Absolutely not. The Associates produced plenty of good cricket and some thrilling matches. Cricket needs to expand, not retract. Cricket is routinely described as the world's second-favourite team sport. But the game still faces a stern challenge to retain and expand its position within world sport. We need new faces, different voices and fresh cricketing cultures. While Australia deserve high praise for their resilient and positive cricketing culture, the fact that they have won four of the last five World Cups underlines the need to encourage new international teams. All sports, to a degree, rely on uncertainty and surprise. It won't suit anyone, even Australia, if dominance morphs into monopoly.
Is batting too dominant?
For all the talk of oversized bats and undersized grounds, it was a bowler, Mitchell Starc, who set the tone in the final. The counter-intuitive lesson of this World Cup is that the surest way - perhaps the only way - to stop devastating power-hitting is not canny containment but by fighting fire with fire. Take wickets or get smashed: that is the executive summary.
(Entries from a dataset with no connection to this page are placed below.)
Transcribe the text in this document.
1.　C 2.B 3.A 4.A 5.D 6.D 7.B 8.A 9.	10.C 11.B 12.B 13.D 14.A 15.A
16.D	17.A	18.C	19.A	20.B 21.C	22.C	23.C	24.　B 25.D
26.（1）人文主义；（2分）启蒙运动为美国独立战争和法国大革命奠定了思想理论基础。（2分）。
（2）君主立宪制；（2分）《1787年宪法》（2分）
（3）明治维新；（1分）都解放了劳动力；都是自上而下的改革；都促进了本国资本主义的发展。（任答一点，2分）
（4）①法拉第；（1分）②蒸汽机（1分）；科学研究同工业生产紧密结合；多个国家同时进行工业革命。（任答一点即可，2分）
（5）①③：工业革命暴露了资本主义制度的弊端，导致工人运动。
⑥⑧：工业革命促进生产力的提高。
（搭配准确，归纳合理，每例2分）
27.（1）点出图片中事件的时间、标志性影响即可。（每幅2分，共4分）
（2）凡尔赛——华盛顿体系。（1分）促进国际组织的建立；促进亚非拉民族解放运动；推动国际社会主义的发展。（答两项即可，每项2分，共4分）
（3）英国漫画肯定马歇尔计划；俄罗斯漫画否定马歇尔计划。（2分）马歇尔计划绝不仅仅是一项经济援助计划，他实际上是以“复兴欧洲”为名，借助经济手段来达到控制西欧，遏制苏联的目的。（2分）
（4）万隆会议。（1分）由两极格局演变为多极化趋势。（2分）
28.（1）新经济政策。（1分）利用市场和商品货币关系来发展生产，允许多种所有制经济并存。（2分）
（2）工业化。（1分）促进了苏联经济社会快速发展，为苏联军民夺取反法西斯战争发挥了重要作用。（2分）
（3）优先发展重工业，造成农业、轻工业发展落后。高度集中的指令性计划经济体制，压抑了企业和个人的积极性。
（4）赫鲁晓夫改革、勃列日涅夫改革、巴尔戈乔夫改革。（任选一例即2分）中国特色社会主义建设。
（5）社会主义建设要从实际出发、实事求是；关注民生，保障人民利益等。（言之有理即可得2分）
Is there a place for proper batsmanship in the modern ODI game?
Definitely. David Warner's mindset might be ultra-positive, but the basics of his technique are absolutely sound. Alongside explosive power, Warner's game is also balanced, compact and uncomplicated. The challenge for selectors around the world is not to elevate sloggers who can bully bad teams but to identify proper batsmen with the potential to add new gears to their existing game. England, for example, should be looking to develop batsmen such as Alex Hales, who is capable of hitting good balls for four with relatively little risk. In the final, both Michael Clarke and Steven Smith showed real defensive skill and aptitude as well as flair and aggression.
Are there limits to "positivity"?
Brendon McCullum, so often the most aggressive of captains, did blink once during the final. When he moved second slip out of the cordon, Warner inevitably edged the very next ball. Ross Taylor dived across from first slip in vain; the ball would have travelled straight to second. Rather than blaming McCullum, we might reflect that some situations are so difficult, the odds so heavily stacked against you, that all the options look unappealing. Keeping the field up looks like suicide. But pushing the field out seems like merely prolonging the agony.
These days, the task of chasing the game - either in the field or with the bat - is deeply unenviable. Just ask England.